I’ll explain this position in more detail below.
North rightly observes that the assessment of a man being sold into slavery was probably dependent upon the number of years that were to run before the year of release in the Jubilee. After all, three years’ labour would expect to cost a master less than, for example, seven years - the price might also be determined by a consideration of what work a master might think he would be able to get out of a convicted felon.
There would eventually come a situation when the price a man would fetch wouldn’t be able to pay off the debt that he owed to the victim of his crime and then an interpretation of how the Law applied would have to be made as defined above in my opening remarks.
It seems to me that, if the sale price represented an amount that was less than he was obliged to pay, the deficit would have been recorded for reference at a later date when more material wealth was available to the convicted. One might assume that his debt outstanding would be annulled on the sabbatical year (Deut 15:1-2) but the Scripture states that it’s the creditor’s obligation to release what has been lent and not what has been stolen.
The seventh year release, then, wouldn’t apply.
But what of the Jubilee? The man convicted and enslaved would be expected to be released back into his inheritance - the inheritance that he obviously didn’t have ownership of when he was convicted or else it could have been sold to pay back his debt (Lev 25:10 - whatever the state of the Israelite, they were also expected to be able to return to their family). Now that the field is being restored, he’s once more in a position to be able to settle the debt by the selling of his land and, unless the debt was a vast one, there should be sufficient funds available to not only satisfy the legal penalty but to give him something with which to begin anew.
In this way, not only would the full weight of the Law fall upon the criminal but the Jubilee release could also be fulfilled - indeed, the latter would be the reason for the completion of the legal system of restitution and neither would be compromised.
It should be noted that North disagrees with this position. He states (page 508) that the criminal
‘…lost his claim to his family’s land and therefore lost his right to participate in the jubilee’
If this was the case, though, the Law would be seen to exact a payment of continual servitude and, moreover, the victim could never have been compensated for their loss. But the foundation of the Mosaic Law was the making amends for a wrong - that the offender must be prepared to repay what has been taken, whether physical or monetary. The judge was under a strict control to give a penalty of like for like (with certain amounts added to theft) so that the punishment would be seen to adequately fit the crime. This was the basis of the well known maxim of the Mosaic Law (Ex 21:23-25) that
‘…you shall give life for life, eye for eye, tooth for tooth, hand for hand, foot for foot, burn for burn, wound for wound, stripe for stripe’

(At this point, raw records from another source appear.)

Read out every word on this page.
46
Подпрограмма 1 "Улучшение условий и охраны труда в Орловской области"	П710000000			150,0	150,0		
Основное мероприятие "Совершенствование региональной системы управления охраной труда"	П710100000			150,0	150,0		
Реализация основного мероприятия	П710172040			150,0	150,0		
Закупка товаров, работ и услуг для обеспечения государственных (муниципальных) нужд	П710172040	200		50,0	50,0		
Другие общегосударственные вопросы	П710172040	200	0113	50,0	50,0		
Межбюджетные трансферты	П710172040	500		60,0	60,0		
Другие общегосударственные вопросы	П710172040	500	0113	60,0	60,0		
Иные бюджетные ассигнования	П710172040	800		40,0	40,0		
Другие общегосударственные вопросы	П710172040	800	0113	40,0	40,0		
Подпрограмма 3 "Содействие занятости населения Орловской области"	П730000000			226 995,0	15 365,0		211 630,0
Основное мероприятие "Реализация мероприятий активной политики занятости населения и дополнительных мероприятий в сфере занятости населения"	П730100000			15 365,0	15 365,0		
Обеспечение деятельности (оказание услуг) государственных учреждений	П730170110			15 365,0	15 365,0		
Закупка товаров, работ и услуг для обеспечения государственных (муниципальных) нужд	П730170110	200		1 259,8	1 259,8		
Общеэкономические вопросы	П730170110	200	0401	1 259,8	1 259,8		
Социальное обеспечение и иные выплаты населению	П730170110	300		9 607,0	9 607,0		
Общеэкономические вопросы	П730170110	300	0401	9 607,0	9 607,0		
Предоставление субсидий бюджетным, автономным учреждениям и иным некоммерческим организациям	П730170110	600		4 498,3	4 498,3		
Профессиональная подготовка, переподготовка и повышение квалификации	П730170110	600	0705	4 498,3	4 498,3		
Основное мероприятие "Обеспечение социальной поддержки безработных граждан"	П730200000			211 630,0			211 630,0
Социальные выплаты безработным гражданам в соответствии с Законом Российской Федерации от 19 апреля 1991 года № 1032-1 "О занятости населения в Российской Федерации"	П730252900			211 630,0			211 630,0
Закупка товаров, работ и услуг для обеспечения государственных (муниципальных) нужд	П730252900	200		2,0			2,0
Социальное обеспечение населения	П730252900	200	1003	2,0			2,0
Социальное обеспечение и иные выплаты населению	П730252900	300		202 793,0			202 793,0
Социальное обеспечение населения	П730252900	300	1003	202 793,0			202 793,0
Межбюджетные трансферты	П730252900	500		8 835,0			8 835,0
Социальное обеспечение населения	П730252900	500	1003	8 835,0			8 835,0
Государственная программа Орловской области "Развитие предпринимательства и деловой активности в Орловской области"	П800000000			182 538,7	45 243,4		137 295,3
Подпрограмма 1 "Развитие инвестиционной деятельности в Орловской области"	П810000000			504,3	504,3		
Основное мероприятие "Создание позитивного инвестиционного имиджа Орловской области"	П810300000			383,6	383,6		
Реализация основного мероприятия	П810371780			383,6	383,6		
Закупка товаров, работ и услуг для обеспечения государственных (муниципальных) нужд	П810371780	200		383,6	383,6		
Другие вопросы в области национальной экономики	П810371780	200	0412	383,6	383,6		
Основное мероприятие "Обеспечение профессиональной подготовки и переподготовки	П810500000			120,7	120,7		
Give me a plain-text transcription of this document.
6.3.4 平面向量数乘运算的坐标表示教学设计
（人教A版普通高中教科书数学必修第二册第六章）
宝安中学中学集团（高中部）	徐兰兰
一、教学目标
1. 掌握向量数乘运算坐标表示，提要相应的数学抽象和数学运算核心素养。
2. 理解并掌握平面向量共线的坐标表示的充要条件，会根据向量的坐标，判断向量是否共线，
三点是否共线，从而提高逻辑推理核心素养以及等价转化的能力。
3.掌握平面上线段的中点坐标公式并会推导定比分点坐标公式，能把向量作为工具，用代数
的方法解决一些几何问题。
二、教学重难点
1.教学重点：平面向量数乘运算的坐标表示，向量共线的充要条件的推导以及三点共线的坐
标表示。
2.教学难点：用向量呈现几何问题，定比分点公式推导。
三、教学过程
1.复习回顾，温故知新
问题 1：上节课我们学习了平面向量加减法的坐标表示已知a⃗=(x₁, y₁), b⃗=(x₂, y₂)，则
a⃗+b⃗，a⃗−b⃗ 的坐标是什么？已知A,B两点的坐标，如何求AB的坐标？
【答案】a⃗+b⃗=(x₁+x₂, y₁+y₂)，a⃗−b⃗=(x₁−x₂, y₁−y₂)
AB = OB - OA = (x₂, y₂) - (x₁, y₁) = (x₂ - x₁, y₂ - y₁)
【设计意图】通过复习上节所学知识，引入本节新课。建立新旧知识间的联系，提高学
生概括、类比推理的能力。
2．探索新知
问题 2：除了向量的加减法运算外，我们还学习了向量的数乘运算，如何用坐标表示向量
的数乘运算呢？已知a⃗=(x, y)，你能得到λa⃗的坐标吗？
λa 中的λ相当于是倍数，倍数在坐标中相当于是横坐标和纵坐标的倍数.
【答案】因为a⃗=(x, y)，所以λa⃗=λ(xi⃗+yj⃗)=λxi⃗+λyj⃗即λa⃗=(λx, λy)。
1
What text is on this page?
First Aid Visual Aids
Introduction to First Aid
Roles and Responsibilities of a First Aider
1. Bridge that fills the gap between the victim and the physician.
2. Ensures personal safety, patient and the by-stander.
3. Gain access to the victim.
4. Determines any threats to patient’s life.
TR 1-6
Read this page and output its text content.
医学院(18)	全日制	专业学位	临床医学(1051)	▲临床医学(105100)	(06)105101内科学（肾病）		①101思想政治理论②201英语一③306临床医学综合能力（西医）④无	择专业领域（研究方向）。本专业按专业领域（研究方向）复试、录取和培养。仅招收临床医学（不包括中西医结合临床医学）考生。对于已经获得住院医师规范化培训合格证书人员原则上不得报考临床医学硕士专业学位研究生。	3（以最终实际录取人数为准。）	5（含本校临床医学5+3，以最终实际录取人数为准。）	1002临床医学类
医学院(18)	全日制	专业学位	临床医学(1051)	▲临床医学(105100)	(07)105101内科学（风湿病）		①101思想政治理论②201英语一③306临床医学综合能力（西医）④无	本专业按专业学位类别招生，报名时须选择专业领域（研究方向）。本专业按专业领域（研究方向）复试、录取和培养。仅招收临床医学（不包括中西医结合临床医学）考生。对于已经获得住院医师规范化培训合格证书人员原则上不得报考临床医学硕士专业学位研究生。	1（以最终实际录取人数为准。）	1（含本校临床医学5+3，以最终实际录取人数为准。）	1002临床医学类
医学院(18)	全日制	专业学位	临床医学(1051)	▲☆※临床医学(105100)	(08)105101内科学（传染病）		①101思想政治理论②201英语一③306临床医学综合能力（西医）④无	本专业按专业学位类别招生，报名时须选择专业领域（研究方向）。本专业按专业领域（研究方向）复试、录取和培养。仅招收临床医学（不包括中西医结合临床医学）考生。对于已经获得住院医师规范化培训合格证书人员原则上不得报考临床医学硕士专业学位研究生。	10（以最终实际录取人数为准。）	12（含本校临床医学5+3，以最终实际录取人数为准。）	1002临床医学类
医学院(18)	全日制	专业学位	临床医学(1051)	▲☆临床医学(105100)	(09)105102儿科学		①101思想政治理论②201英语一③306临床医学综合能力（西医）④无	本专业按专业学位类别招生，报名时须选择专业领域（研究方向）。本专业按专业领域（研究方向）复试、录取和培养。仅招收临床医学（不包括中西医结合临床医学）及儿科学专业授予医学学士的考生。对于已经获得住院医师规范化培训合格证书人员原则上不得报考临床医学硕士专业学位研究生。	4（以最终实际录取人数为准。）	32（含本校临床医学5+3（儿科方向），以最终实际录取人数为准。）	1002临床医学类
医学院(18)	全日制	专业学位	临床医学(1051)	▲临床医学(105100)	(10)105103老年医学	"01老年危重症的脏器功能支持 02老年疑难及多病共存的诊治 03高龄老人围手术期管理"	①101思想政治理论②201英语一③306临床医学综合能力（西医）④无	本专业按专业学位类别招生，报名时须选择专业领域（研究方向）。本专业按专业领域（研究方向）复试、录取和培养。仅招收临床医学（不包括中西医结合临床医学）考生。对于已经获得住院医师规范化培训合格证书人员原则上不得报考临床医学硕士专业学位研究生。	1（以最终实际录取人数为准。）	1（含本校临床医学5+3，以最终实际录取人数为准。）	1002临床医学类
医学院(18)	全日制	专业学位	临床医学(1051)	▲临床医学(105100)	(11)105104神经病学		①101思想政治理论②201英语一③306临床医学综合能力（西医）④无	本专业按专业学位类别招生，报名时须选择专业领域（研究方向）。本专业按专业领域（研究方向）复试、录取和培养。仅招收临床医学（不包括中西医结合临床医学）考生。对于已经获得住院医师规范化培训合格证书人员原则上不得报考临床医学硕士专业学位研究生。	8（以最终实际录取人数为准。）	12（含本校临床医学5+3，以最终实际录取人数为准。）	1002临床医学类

Therefore, there’s no good reason to expect that the Jubilee didn’t apply even to the criminal - the Jubilee, after all, was a provision of God’s grace and not based upon the righteousness of every individual.
We should further note that it’s only in one place (that I can find) that the selling of the person is required should the criminal not have sufficient means to make restitution (Ex 22:1) but there are numerous other places where, although restitution is commanded, no explanation of what to do is recorded should there be insufficient funds (Ex 21:18-19, 21:22-25, 21:35-36, 22:2, 22:7-9, Lev 6:2-6, Num 5:6-7). It’s not unreasonable to assume, though, that the Ex 22:1 direction was one that was generally applicable in these circumstances.